\documentclass{article}
\usepackage{epsfig}
\newenvironment{code}{\begin{verse}
\tt $\{$ \\
}{$\}$ \\
\end{verse}}
\def\latex{\LaTeX}
\def\N{{\rm I\!N}} %natuerliche Zahlen
\newcommand{\baseref}{{\it http://omega.stat.psu.edu:8008/summer99/lecture4}}
\newcommand{\href}[2]{{#2 {\center ({\it \baseref/#1})}}}
\newtheorem{mytheorem}{Theorem}
\newtheorem{lemma}{Lemma}
\title{Lecture IV}
\begin{document}
\begin{abstract}
The Rejection and Acceptance Complement Methods.
\end{abstract}
\section*{ Exact Sampling Methods}
The Metropolis algorithm and its variants are great, for they can be used to
generate ergodic Markov chains with, in principle, any pre specified
stationary distribution. Just choose an arbitrary starting point and
eventually the chain will begin sampling from its stationary distribution.

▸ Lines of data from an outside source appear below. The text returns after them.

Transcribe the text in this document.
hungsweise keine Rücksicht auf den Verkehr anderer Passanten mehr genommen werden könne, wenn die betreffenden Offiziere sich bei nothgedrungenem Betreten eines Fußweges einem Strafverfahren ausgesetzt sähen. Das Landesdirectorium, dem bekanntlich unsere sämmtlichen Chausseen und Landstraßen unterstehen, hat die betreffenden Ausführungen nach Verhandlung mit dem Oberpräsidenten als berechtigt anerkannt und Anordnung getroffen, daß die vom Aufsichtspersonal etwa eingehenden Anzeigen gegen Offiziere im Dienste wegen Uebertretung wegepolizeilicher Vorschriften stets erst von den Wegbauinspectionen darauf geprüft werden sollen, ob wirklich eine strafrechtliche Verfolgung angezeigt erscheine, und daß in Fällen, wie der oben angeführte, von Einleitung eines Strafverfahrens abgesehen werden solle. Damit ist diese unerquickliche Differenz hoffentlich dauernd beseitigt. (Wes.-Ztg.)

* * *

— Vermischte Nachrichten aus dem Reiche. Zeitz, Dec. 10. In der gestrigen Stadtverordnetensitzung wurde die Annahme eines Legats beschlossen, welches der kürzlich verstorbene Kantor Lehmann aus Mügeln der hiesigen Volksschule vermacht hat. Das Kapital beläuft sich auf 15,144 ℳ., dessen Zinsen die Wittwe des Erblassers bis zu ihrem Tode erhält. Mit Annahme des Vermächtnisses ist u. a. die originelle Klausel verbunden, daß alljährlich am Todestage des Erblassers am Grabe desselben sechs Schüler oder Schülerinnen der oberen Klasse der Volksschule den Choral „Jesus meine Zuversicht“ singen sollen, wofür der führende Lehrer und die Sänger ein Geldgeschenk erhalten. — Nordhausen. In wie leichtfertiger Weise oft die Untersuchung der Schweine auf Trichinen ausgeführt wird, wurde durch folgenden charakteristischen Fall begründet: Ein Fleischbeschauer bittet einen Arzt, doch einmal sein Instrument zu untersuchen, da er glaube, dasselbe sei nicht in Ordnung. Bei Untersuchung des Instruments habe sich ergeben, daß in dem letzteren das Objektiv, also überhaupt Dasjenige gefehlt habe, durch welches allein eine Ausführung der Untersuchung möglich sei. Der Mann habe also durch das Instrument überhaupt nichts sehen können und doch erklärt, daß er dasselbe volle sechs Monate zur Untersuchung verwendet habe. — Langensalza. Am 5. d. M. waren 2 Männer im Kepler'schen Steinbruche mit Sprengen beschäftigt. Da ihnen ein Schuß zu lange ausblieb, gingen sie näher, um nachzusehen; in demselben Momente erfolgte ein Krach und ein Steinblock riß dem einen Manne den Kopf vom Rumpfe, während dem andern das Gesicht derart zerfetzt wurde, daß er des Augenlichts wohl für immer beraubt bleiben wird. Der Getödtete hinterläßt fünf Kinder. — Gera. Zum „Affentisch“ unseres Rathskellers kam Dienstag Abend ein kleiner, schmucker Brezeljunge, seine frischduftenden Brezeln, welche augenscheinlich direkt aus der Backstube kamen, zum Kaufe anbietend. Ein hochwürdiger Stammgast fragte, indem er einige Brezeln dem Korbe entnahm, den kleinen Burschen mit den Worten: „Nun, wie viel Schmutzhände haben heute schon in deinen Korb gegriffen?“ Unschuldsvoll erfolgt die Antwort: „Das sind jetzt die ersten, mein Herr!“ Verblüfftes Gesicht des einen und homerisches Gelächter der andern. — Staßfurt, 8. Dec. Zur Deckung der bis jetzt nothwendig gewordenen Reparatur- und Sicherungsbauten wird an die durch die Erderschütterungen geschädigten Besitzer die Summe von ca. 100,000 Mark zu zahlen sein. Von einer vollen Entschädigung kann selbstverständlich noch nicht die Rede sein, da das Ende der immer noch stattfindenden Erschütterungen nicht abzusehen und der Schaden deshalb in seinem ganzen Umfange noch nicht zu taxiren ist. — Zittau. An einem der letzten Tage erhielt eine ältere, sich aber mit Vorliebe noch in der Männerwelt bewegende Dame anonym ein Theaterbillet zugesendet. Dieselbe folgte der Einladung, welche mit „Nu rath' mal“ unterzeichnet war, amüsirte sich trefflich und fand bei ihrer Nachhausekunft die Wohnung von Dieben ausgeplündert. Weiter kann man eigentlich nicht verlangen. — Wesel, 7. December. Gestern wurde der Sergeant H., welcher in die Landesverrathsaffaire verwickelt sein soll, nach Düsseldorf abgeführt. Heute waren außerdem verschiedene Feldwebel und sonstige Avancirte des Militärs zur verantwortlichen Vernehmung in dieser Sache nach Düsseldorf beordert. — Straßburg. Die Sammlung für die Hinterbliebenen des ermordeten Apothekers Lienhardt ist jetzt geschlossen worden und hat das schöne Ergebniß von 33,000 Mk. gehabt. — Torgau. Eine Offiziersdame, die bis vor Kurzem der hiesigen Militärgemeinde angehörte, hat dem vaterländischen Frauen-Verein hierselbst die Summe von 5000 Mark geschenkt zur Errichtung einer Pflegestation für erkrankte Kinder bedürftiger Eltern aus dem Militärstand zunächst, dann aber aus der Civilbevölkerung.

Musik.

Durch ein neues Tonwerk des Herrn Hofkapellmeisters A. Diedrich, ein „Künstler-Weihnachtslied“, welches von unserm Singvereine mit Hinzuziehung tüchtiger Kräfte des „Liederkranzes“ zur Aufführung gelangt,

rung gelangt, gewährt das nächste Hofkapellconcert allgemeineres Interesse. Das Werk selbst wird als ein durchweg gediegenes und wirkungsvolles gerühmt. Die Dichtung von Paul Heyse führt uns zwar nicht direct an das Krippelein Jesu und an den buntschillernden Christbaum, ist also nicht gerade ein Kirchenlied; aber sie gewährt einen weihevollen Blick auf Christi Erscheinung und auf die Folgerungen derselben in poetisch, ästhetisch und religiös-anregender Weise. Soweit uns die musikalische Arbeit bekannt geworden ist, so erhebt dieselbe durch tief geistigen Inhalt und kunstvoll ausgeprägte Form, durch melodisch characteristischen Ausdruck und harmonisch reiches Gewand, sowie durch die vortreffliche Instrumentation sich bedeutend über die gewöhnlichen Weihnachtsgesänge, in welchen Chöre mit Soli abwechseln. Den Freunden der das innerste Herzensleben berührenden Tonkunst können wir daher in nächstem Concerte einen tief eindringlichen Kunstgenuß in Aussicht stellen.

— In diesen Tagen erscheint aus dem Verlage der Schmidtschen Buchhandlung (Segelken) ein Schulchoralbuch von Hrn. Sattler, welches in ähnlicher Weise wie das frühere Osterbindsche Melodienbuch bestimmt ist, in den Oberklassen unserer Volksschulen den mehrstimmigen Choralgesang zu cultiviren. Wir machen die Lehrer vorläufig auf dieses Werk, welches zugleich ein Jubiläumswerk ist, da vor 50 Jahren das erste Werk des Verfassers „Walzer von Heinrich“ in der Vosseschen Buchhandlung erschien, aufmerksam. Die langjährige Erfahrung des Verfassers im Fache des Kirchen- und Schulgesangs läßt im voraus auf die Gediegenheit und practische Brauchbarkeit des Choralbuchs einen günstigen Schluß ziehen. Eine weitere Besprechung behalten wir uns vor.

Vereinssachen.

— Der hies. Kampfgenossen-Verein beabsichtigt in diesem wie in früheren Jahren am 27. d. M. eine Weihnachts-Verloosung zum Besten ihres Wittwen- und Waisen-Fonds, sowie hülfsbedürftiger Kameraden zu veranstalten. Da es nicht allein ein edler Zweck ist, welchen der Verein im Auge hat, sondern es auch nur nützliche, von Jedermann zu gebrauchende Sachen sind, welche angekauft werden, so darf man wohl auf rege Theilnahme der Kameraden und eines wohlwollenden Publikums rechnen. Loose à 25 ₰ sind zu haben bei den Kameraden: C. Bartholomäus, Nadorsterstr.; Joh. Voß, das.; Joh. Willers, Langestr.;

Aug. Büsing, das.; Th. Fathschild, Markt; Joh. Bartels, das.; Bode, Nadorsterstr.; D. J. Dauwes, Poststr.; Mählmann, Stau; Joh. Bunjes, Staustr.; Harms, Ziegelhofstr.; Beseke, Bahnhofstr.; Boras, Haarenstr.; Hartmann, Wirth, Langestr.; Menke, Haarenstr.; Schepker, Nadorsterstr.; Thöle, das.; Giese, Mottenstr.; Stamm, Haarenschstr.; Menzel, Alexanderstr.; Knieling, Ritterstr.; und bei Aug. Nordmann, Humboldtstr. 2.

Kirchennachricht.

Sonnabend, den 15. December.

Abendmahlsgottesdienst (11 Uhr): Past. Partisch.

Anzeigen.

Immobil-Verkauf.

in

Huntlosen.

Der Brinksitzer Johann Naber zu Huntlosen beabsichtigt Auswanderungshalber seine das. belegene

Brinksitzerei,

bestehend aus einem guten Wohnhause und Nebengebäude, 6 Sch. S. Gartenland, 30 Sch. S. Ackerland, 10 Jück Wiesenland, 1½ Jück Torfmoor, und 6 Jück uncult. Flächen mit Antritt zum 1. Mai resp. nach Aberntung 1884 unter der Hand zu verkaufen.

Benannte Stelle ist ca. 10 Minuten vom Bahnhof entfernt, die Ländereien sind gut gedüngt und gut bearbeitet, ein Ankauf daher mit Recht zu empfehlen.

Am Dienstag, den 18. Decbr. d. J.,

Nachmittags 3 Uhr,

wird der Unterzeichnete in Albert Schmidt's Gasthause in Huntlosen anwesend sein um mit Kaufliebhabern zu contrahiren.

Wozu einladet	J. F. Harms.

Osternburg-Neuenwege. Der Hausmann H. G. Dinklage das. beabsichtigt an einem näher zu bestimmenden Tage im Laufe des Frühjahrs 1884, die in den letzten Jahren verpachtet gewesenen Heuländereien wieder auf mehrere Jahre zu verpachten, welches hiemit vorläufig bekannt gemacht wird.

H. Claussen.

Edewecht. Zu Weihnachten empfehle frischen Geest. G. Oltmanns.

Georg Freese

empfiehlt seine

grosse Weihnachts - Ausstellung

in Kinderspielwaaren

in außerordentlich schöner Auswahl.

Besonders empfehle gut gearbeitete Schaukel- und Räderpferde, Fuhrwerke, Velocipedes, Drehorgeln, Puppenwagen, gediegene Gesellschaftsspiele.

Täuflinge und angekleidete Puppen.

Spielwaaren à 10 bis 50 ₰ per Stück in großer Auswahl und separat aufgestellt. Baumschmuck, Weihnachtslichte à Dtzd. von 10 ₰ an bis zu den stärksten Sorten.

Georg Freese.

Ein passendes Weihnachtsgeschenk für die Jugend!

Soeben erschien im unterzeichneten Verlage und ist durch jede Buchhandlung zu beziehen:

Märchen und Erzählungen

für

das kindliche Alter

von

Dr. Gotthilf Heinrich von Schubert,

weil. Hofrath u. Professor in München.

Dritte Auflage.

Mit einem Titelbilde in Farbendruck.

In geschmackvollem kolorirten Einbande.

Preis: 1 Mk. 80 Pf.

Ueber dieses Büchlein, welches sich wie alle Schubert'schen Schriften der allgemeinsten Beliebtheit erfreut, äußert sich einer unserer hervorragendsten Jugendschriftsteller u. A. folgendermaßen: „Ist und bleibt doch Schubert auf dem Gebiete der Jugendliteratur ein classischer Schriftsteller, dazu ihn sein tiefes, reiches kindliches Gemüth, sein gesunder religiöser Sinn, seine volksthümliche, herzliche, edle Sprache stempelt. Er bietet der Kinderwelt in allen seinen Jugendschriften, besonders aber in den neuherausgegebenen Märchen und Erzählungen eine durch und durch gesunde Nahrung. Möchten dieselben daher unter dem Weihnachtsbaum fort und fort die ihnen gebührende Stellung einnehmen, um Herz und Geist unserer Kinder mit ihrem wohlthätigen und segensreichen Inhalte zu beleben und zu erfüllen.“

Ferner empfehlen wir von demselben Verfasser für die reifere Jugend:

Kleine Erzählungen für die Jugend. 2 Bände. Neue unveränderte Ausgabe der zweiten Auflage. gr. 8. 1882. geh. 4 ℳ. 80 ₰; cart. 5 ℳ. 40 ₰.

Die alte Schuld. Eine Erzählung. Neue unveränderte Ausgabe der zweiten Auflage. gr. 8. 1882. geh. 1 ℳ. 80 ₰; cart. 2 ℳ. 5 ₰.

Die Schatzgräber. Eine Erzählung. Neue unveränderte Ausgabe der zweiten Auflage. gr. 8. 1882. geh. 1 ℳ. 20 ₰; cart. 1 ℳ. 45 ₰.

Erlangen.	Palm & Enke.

The problem is, of course, that (usually) we can't be 100\% sure about when
this will happen. Exact sampling methods, when available, are therefore more
reliable and, often more efficient than MCMC methods. For this reason MCMC
sampling is almost always used in combination with exact methods. This is
specially true for the Gibbs sampler where we need to generate from the
full conditionals. What exact method to use depends on the particular
problem. There are literally hundreds of methods available. The current
bible is \href{http://cgm.cs.mcgill.ca/~luc/}{Devroye's} book which is
unfortunately not available online. Besides the only truly universal
exact generator (the inverse cdf method introduced in
\href{../lecture1/l1.html}{lecture I}) the most flexible exact algorithm is
the rejection method.
\section*{ The Rejection Method }
The idea, I think first implemented by Von Neumann, is very simple. To
sample from $f(x)$ find another simpler density $g(x)$ from which you
know how to sample and such that $c g(x) \ge f(x)$ for some $c > 1$ (we
say that $c g$ envelopes $f$). Like in the following picture:
\begin{center}
\epsfysize=2.0in
\epsfbox{env90.ps}
\end{center}
Then generate uniformly under the graph of
the envelope and accept only samples that fall under the graph of $f$.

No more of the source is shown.